Die erstaunliche Qualität von Matrix aber liegt nicht primär in der intelligenten, anspielungsreichen und dabei doch immer ironisch-gelassenen Story. Sie besteht aus den atemberaubenden Bildern, in die diese modernen Mythen gefaßt sind.
Beeinflusst von Filmklassikern, etwa alten Film Noir-Thrillern der Vierzigerjahre, ebenso wie von postmodernen Hongkong-Movies, mit Anleihen bei der visuellen Sprache der Comic Strips, aber auch bei Zeichnungen der schwarzen Romantik englischer "Gothic Tales", gelang dem Regie-Brüderpaar Andy und Larry Wachowski ein sensationelles Hollywood-Debüt.

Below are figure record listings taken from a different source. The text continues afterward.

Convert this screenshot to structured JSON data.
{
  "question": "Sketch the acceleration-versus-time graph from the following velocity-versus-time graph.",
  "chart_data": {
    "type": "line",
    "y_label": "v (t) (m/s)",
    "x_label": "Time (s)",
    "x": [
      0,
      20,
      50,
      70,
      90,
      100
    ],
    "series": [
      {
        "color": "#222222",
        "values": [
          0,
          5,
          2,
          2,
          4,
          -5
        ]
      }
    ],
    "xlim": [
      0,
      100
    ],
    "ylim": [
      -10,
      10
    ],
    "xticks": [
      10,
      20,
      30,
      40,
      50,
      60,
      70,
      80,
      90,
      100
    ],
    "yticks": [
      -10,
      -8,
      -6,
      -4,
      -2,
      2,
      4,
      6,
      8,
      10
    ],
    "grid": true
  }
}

Matrix war klug, aufregend, poetisch und innovativ – mehr konnte man von einem Film kaum verlangen.
Die Wahrheit hat die Seiten gewechselt
Nach mehr als zwei Dekaden kehrt das "Matrix"-Universum nun auf die Kinoleinwand zurück. Und wieder ist es ein Film wie ein Drogentrip. Dabei gilt: Alles ist gleich, aber nichts ist dasselbe. Denn die Welt ist eine grundsätzlich andere geworden.
Seit 1999 hat sich das Kino komplett verändert: Superhelden und Fantasy-Welten sind von Randexistenzen für seltsame infantile Nerd-Communitys zum Mainstream der Medienwelt geworden: Erwachsene lesen Märchen und Kinderbücher, während ihre erwachsen gewordenen Kinder entweder gar nicht mehr lesen oder angeekelt vor der Realitätsflucht der Boomer den neuesten Weltklimabericht studieren und auf der Straße bei den Fridays mitmarschieren.
Effekte, die damals sensationell waren, sind selbstverständlich geworden, so wie das Misstrauen gegenüber der Realität der Bilder, digitale Techniken haben uns gelehrt, dass alles, was wir sehen, eine Simulation sein könnte. Das Kino als Ganzes scheint zur Matrix, zum Ort des Irrealen geworden.
Die Wahrheit hat die Seiten gewechselt. Subversiv ist heute der Glaube an die Fakten der sinnlichen Erfahrung.